The warm reception No Other Choice has received at early screenings isn’t evident in Park’s photos from the circuit, which often feel unsettling, even when depicting something as banal as a tree. Though Park sees his filmmaking and photography as motivated by two totally separate impulses, both practices demonstrate the artist’s unique eye for drawing an inner reality out of his subjects, whether it’s heavy machinery at a paper mill in No Other Choice or a creepy statue of a bunny rabbit standing by a wall in one of his more strangely disturbing photos.
I spoke with Park about his photography, how it connects (or doesn’t) with his movies, taking advice from iconic photojournalist Mary Ellen Mark, and why he’s been mulling a change in his filmmaking style.
Courtesy of Park Chan-wook
Courtesy of Park Chan-wook
GQ: Your photographs are quite different from your films. What sort of things draw your eye to snap a photo?
Park Chan-wook: Regarding this subject that I want to photograph, I’m not attracted to landscapes or a grand sight that would capture anybody. Rather, I’m more attracted to typical objects or typical views that we normally just pass by. And specifically, I’m not attracted to the typicality of the object itself. In a specific moment when that subject is under a good light and in a specific angle, it shines out this momentary illumination that captivates me. And that’s what makes me want to press the shutter.
Some of your most striking photos are the blurrier ones, many of which are actually photographs of other artworks. I’m interested in that choice, and what’s speaking to you there.

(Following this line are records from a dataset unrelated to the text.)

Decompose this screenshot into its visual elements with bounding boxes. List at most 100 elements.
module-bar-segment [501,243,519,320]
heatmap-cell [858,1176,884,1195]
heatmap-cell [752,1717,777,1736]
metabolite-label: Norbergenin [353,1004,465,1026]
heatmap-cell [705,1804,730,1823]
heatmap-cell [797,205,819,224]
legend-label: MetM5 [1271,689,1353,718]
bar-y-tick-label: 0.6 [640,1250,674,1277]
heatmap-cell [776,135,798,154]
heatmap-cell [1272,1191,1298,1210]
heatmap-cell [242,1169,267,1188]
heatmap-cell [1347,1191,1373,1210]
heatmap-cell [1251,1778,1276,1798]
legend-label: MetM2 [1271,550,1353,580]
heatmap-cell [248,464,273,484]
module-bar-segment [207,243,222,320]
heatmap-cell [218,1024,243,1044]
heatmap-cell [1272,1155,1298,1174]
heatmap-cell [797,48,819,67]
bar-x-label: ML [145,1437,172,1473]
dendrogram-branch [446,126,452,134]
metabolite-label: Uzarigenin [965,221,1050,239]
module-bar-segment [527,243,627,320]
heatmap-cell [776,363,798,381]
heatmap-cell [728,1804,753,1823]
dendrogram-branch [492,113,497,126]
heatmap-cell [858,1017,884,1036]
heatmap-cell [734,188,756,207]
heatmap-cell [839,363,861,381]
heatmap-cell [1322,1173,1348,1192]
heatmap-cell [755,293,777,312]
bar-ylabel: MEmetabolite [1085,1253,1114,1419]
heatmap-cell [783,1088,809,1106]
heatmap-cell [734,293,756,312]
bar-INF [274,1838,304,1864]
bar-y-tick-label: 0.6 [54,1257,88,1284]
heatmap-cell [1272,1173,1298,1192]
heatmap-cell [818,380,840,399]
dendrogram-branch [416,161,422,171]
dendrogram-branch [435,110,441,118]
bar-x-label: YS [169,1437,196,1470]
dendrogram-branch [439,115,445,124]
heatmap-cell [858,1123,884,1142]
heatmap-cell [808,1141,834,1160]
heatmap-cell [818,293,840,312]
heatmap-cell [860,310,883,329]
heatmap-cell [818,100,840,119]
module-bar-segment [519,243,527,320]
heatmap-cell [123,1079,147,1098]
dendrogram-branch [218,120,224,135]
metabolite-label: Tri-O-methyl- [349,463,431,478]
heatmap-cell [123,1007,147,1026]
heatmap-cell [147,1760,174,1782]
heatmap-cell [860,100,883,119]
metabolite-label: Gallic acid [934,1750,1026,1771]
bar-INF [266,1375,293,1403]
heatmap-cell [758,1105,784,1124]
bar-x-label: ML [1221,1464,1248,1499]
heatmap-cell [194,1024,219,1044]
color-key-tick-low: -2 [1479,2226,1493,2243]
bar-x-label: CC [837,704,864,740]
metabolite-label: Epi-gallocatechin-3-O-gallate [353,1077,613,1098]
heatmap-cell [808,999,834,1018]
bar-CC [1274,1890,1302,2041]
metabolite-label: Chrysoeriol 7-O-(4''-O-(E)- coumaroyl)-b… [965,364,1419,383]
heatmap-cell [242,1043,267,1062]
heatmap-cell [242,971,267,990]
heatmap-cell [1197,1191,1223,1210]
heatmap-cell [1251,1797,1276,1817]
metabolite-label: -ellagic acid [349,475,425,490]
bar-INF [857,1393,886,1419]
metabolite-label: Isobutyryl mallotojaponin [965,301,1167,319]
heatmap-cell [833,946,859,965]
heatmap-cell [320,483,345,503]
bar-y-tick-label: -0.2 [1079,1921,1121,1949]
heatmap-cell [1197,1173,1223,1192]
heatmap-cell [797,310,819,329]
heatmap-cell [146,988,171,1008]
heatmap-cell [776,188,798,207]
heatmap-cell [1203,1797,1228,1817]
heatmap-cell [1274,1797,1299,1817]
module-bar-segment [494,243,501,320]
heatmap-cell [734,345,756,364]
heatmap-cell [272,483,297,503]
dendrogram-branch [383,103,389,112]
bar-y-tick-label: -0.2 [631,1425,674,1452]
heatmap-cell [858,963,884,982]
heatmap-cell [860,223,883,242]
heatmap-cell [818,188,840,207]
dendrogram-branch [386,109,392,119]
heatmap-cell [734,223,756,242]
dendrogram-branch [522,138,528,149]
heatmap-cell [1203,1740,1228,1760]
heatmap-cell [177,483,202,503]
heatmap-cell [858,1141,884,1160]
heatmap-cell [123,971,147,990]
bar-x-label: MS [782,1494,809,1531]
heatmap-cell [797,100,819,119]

I enjoy looking at artworks in museums. And these art pieces or sculptures, they almost seem like they’re sleeping, or they’re even dead inside these museums. It’s like they’ve lost the liveliness from the moment they were created. So I use an extremely slow shutter speed, and I also shake the camera on purpose and take as many shots as possible and pick the one that I like. These pictures contrast the quiet gloom of the art museum, and they look more lively and dynamic. So I don’t record the subjects in my photographs, which museum they were in or which artist it was by, because that’s not important in my photographs. And other than these shaky photos, I’ve also taken photographs of many other moments in museums, so I want to collect them one day and have a museum series exhibition or publish it in a collection.